Now that I’m a health coach, I see that cavalier attitude to sleep reflected every day in women who are chronically overstretched. They view the night as a child-free opportunity to get on with work, cooking, cleaning, ironing, polishing, form-filling. But forfeiting sleep exacts a heavy cost.

Self sabotaging

A lack of sleep can sabotage your bid to eat healthily. It may be the main reason that, although you’re trying every which way to shift a few pounds before the summer hits, you find your weight-loss efforts are futile.

We all know that when we’re sleepy our mood takes a dive and our brains naturally look for something to make you feel better. This, for many people, means that we turn to eating junk. Where our refreshed and switched-on selves might opt for some delicious, fresh veggies, our tired, irritable side will almost always cry out for the chocolate biscuits.

How a lack of sleep affects your hormones

Sleep deprivation has also been proven to upset our hormone balance. If you don’t get enough sleep, you don’t make enough of the hormone that’s responsible for letting you know that you’re full. The result – your brain telling you to eat more food (and probably junk food at that).

If we’re honest with ourselves, we already know the price we pay the next day for a bad night’s sleep. On top of the cravings and hormones in freefall, there’s a frighteningly short fuse and ravaged cognitive skills that sabotage our work. And the long-term effects? Weight gain, depression, a heightened risk of diabetes, heart disease, cancer, Alzheimer’s. Yikes!
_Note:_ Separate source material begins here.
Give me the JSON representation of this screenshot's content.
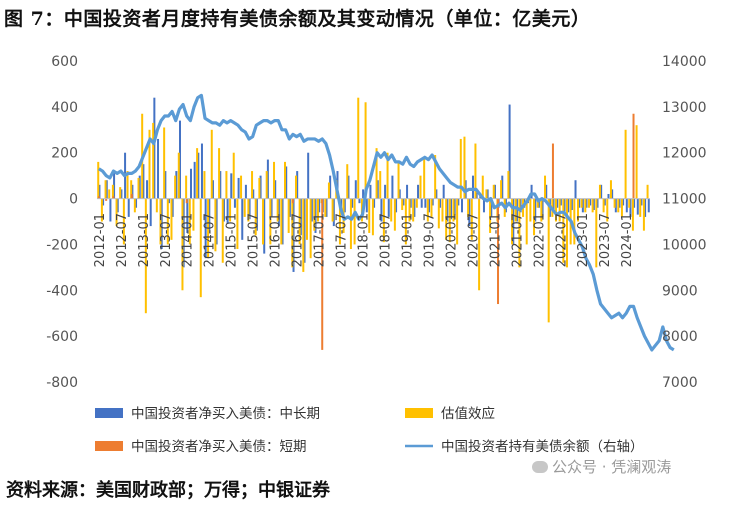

Thankfully, there are a number of things you can do to make sure you get the quality sleep you need to stay healthy, alert and functioning at your best. Try these tips to help you on your way to a better, healthier tomorrow.

Boost your quality of sleep

·         Keep your iPhone/iPad out of your bedroom and charge your phone in another room (if you’re telling yourself you need your phone to wake you up, invest in an alarm clock!).

·         Make sure your room is completely dark, free of clutter and cool (around 18 degrees).

·         Try to choose a wake-up time you can stick to within an hour every day of the week, even on the weekends, to support your body’s natural rhythms.

·         An hour before going to bed, switch off all electronic devices, including the TV.

·         Consider taking a magnesium supplement an hour before going to bed.

·         Try a hot bath and add Epsom Salts or a few drops of lavender oil.

·         Eat dinner at least two hours before your intended bedtime.

·         Leave a three-hour gap between exercising and lights out.

·         Listen to some relaxing music/classical music.

·         Try a ten-minute meditation or breathing practice.

·         Avoid caffeine (even in small doses, it can stay in your system for up to 7 hours) and alcohol which can cause frequent and early awakening.

·         Avoid sugary snacks – these will raise blood sugar and inhibit sleep.

·         Try using earplugs, a white noise machine or a fan to block out disruptive sounds.